The other reason why the suit was held time-barred is that it has been treated to be a suit for mere declaration, ignoring the claim for possession. The limitation for declaration was six years under the old Limitation Act then applicable. Muslims wanted a declaration that the site in question was the Babri Masjid and Hindus had no right to it. The judges have relied upon the attachment of the disputed premises by the magistrate under Section 145-146 of the Criminal Procedure Code to ignore the claim for possession. They hold that when a property is under attachment it is deemed to be in legal custody and no suit for possession is required; only a suit for declaration is sufficient. All the three judges agreed on this point.
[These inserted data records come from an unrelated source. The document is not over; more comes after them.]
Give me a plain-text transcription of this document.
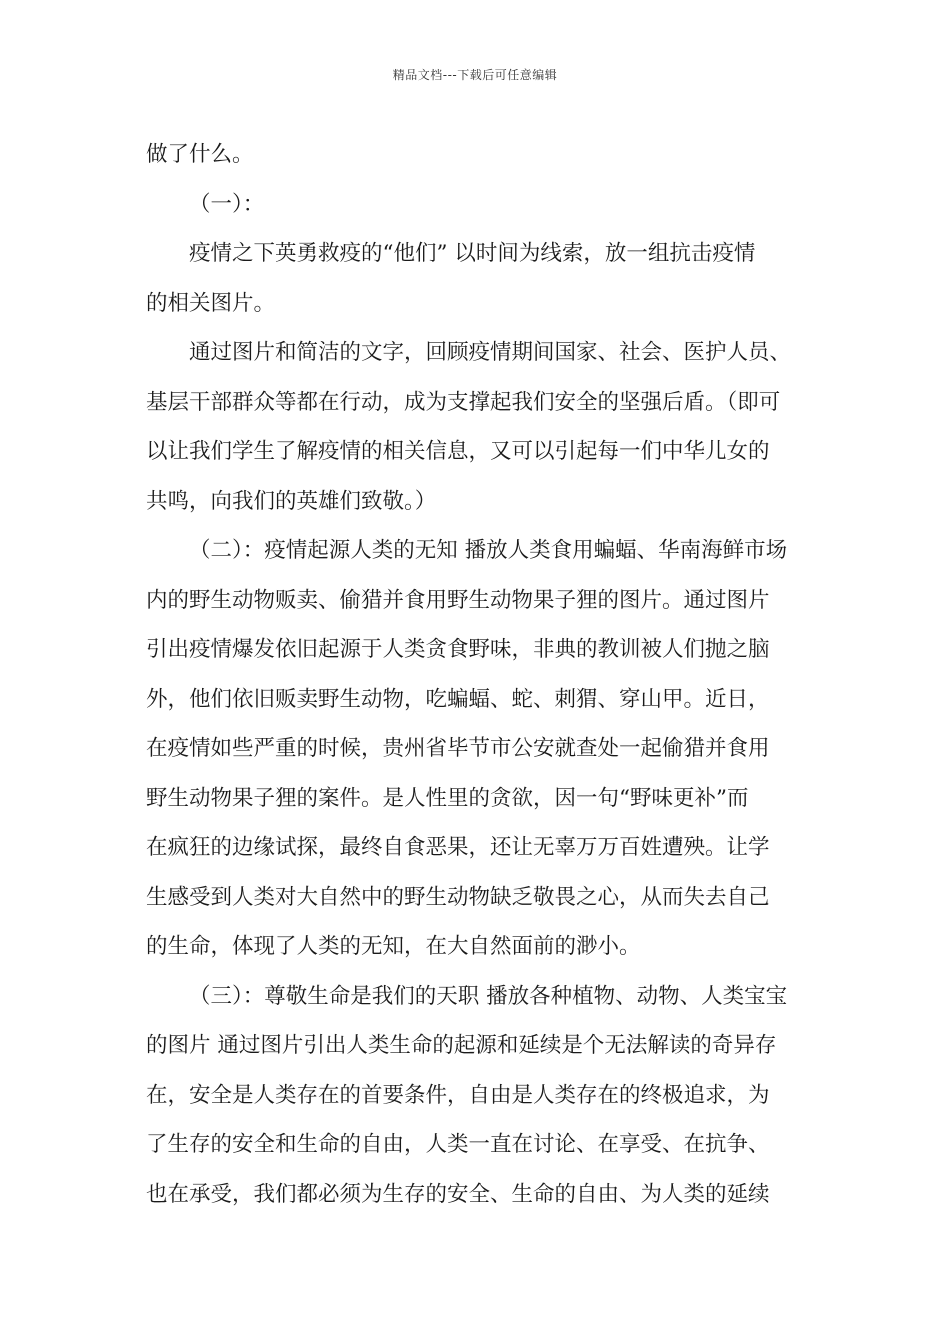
精品文档---下载后可任意编辑
做了什么。
（一）：
疫情之下英勇救疫的“他们” 以时间为线索，放一组抗击疫情
的相关图片。
通过图片和简洁的文字，回顾疫情期间国家、社会、医护人员、
基层干部群众等都在行动，成为支撑起我们安全的坚强后盾。（即可
以让我们学生了解疫情的相关信息，又可以引起每一们中华儿女的
共鸣，向我们的英雄们致敬。）
（二）：疫情起源人类的无知 播放人类食用蝙蝠、华南海鲜市场
内的野生动物贩卖、偷猎并食用野生动物果子狸的图片。通过图片
引出疫情爆发依旧起源于人类贪食野味，非典的教训被人们抛之脑
外，他们依旧贩卖野生动物，吃蝙蝠、蛇、刺猬、穿山甲。近日，
在疫情如些严重的时候，贵州省毕节市公安就查处一起偷猎并食用
野生动物果子狸的案件。是人性里的贪欲，因一句“野味更补”而
在疯狂的边缘试探，最终自食恶果，还让无辜万万百姓遭殃。让学
生感受到人类对大自然中的野生动物缺乏敬畏之心，从而失去自己
的生命，体现了人类的无知，在大自然面前的渺小。
（三）：尊敬生命是我们的天职 播放各种植物、动物、人类宝宝
的图片 通过图片引出人类生命的起源和延续是个无法解读的奇异存
在，安全是人类存在的首要条件，自由是人类存在的终极追求，为
了生存的安全和生命的自由，人类一直在讨论、在享受、在抗争、
也在承受，我们都必须为生存的安全、生命的自由、为人类的延续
In my view, the question of possession in this case is a much larger issue and cannot be limited to the narrow confines of Sections 145-146 Cr.P.C., which deal with ordinary disputes. To view the dispossession of Muslims in December 1949 only on the premise of attachment is too limited a perspective.

These judgments also dismiss the legal challenge to the District Judge's 1986 order unlocking the Babri Masjid. Considering that opening the locks of the Masjid before the settlement of the title dispute paved the way for its demolition in 1992, should the court have ignored the illegality of this order?
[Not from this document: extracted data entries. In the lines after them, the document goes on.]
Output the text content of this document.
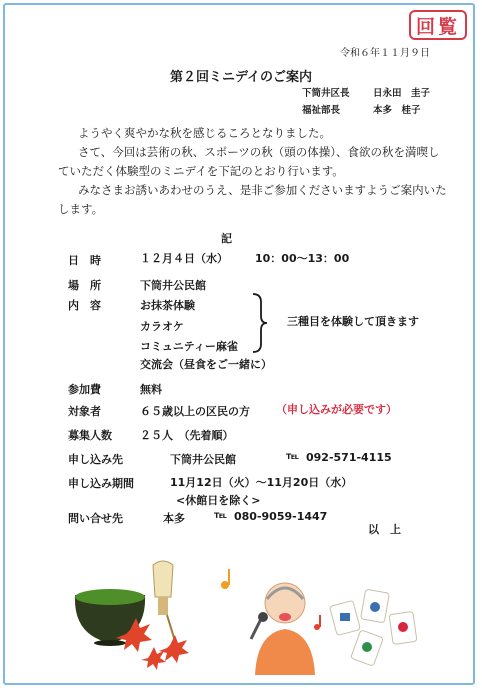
回覧
令和６年１１月９日
第２回ミニデイのご案内
下筒井区長 日永田　圭子
福祉部長	本多　桂子
ようやく爽やかな秋を感じるころとなりました。
さて、今回は芸術の秋、スポーツの秋（頭の体操）、食欲の秋を満喫していただく体験型のミニデイを下記のとおり行います。
みなさまお誘いあわせのうえ、是非ご参加くださいますようご案内いたします。
記
日　時	１２月４日（水） 10：00～13：00
場　所	下筒井公民館
内　容	お抹茶体験
カラオケ
コミュニティー麻雀
三種目を体験して頂きます
交流会（昼食をご一緒に）
参加費	無料
対象者	６５歳以上の区民の方 （申し込みが必要です）
募集人数	２５人　（先着順）
申し込み先	下筒井公民館	℡ 092-571-4115
申し込み期間	11月12日（火）～11月20日（水）
<休館日を除く>
問い合せ先	本多	℡ 080-9059-1447
以　上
The great merit of Justice Khan's judgment is how he demonstrates that the 1986 order for opening the locks was both politically and judicially mala fide. In his separate nine-page order, Justice Sharma strongly affirms the 1986 order, holding that Hindus were already in possession of the site since 1950, and that the structure had already been demolished and the order only maintained the control of Hindus. He thus legitimises the illegality of both December 1949 and December 1992.

Justice Agarwal refrains from expressing any opinion on this matter since the main suit itself had been decided, the 1986 order being an interim order that could not outlive the final decision. His is an example of discretion being the better part of valour.
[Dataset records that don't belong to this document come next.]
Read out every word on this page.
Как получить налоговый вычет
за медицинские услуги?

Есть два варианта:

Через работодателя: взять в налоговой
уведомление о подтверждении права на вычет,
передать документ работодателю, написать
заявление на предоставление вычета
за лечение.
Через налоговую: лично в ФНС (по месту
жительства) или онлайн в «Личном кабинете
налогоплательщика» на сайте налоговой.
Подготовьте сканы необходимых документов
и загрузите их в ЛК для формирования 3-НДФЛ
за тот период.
What are the limits of Article 25? Can the argument of essential aspects of religion be stretched to include beliefs under Article 25, which guarantees the right to profess and practise religion freely?

There are two aspects of this matter. Article 25 is not an absolute right but a highly qualified right. It has been made expressly subject not only to public order, morality and health, but also to other provisions of Part III of the Constitution. In other words, the right under Article 25 has to be reconciled with all other fundamental rights. Article 25 is not an island of immunity, in the name of religion, but has to be reconciled with the other fundamental rights guaranteed by the Constitution. Secondly, it confers the right to freedom of religion equally on all religions.

To limit Article 25 to Hindus is to subvert its essential character and defeat its very purpose. Muslims, equally with Hindus, are entitled to Article 25. The provision cannot be invoked to transplant or impose the beliefs and practices of one religion upon the adherents of another.